The process begins with a chalk outline and then Bliss lays in colors followed by details and needed adjustments.

She estimates a project of this size will take four to six weeks because of weather and other mishaps. She’s already lost some time because of problems with the lift.

But she’s getting lots of positive feedback, she said.

“Yesterday, three guys that had gone to school with (Mellencamp) came by and were telling me stories, and it was really cool to hear that,” she said. “So far, I’ve gotten good response.”

McDonald said the mural is already getting a lot of attention and he hopes it leads to more interest and revitalization in downtown Seymour.

“If it gets somebody down here that wants to buy one of these empty buildings, by God put 10 murals down here,” he said.

The mural is also a way to boost tourism, which is good for the local economy, Bliss added.

“If they’re done well enough, then it draws people from out of town, so it’s economic,” she said. “They’re going to buy gas here. They’re going to go to the restaurants here.”

Bliss said she’s surprised that something hasn’t been done in Seymour for Mellencamp before now.

“He’s a legend,” she said. “I experienced John Mellencamp through his music. When I was a young adult, that was the music I associated with. That was a part of my being.

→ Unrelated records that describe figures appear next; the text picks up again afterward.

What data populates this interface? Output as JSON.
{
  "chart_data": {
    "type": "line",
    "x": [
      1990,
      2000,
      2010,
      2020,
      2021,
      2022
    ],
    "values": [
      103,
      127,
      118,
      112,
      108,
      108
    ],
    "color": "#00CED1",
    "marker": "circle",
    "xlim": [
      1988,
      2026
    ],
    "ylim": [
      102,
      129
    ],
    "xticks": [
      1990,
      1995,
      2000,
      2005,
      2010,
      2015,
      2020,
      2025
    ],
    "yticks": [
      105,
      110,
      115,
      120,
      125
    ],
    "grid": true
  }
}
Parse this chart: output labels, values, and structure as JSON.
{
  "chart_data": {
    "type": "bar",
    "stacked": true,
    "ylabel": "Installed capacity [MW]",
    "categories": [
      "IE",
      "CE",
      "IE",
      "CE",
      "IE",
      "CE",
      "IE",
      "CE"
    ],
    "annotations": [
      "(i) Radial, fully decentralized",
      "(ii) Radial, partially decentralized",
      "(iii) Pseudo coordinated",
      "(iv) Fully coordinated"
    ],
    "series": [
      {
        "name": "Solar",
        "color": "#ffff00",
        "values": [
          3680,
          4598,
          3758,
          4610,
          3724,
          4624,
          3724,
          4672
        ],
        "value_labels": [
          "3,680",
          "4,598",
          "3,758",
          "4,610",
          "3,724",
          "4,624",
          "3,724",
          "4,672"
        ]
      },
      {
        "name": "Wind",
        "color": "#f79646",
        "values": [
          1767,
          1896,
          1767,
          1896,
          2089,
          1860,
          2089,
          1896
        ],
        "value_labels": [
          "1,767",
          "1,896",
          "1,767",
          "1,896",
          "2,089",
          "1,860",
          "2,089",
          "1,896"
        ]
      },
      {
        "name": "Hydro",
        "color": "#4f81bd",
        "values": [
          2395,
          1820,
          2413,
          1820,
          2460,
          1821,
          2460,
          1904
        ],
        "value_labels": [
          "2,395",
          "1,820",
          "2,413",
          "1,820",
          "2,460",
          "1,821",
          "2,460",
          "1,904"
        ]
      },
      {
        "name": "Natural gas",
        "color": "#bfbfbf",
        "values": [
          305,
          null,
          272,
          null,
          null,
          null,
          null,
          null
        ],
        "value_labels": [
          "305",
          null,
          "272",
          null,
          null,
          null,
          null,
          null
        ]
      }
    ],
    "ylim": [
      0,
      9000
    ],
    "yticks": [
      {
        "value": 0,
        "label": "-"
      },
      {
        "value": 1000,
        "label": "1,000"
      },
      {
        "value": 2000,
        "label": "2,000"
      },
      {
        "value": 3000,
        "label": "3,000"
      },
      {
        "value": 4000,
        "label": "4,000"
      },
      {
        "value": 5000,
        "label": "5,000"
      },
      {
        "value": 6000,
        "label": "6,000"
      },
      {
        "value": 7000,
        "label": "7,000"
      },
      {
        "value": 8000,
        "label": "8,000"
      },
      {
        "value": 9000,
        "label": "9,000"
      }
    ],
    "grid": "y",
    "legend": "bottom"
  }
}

I still listen to and sing the songs.”

But she’s never had the chance to meet him.

Because Mellencamp is an artist himself, Bliss said she feels “honored” to have the opportunity to paint him.

“I’ve been wanting to do this for a long time,” she said.

Members of Mellencamp’s family who still live in the area, including his father, Richard; sisters, Janet Kiel and Laura Hackman, and brother, Joe, have all stopped by to see the progress.

“He loves it,” McDonald said of Richard Mellencamp.

“He gave me a hug,” Bliss added. “He was very excited.”

Now that she’s almost done with the image of Mellencamp leaning on the guitar, she will get started on the rest of the mural that will fill most of the building’s east facing wall.

Although John Mellencamp has not visited to see the mural yet, McDonald said he is planning on having an official unveiling in the future and has invited him.